Daniel Roché procura algum alívio na presença do religioso, mas acredita que o futuro não pode ser alterado, ou melhor, não deve ser alterado.
Mesmo assim, ele coloca em dúvida a utilidade de se obter tanto dinheiro, em tão pouco tempo, por meio de ações especulativas nos mercados mundiais. Ao contrário de seus colegas representantes dos Estados Unidos, do Japão, da Alemanha, da Itália, Daniel possui ainda algum verniz intelectual que lhe permite uma reflexão um pouco mais profunda sobre o mundo real.

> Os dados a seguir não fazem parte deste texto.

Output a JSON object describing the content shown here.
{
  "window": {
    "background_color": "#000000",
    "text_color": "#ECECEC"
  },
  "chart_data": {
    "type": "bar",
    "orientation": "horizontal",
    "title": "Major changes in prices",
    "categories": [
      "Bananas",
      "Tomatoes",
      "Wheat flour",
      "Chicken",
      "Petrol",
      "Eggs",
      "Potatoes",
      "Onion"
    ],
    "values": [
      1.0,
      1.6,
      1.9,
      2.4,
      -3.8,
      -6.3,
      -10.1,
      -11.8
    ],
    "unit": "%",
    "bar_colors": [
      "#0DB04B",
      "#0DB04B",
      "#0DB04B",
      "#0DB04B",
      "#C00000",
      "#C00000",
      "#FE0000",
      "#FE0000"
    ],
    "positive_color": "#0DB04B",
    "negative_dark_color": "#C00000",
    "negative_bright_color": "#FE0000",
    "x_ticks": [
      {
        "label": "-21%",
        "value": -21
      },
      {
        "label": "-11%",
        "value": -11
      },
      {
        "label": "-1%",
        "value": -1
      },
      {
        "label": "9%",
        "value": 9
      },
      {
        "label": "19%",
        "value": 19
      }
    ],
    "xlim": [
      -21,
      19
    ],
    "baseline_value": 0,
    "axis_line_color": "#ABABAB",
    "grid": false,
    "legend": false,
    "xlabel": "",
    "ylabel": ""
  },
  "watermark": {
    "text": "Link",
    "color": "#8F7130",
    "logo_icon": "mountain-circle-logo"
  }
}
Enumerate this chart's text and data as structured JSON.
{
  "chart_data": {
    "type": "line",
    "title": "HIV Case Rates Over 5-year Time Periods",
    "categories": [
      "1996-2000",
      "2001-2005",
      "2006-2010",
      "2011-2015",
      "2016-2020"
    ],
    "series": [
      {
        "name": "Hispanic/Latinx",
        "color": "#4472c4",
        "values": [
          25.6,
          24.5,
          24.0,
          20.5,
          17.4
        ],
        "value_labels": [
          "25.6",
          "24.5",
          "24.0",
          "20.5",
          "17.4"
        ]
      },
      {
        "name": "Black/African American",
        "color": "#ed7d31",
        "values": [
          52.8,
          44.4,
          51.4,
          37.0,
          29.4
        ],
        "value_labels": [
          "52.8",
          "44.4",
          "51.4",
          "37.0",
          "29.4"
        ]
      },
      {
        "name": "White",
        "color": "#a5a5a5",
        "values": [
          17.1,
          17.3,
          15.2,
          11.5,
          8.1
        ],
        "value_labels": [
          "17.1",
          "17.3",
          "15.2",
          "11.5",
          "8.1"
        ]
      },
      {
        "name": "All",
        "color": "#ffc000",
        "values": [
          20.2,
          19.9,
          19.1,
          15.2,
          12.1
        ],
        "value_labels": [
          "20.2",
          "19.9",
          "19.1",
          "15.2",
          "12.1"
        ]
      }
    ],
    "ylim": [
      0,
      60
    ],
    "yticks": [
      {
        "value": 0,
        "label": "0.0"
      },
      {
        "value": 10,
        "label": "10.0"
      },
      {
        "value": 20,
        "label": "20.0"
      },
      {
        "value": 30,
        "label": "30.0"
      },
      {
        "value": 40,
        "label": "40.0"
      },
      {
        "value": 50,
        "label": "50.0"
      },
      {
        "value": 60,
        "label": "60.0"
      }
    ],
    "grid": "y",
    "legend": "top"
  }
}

O filme é lento, seguindo a jornada do monge, mesmo quando um acontecimento inesperado exige respostas e decisões rápidas de todos. Nesse sentido, mais o religioso e a escritora e menos o roqueiro terão condições de confrontar os políticos com a situação incômoda em que se encontram, mesmo que sejam descrentes de alguma mudança.
Talvez as conclusões finais não se sustentem em um mundo em que a força do dinheiro ergue e destrói coisas belas. Como a piada contada pelo dirigente do FMI, sobre um paciente que ao ser submetido a um transplante de coração prefere que o doador seja banqueiro, pois o órgão não terá tido, até então, nenhum uso.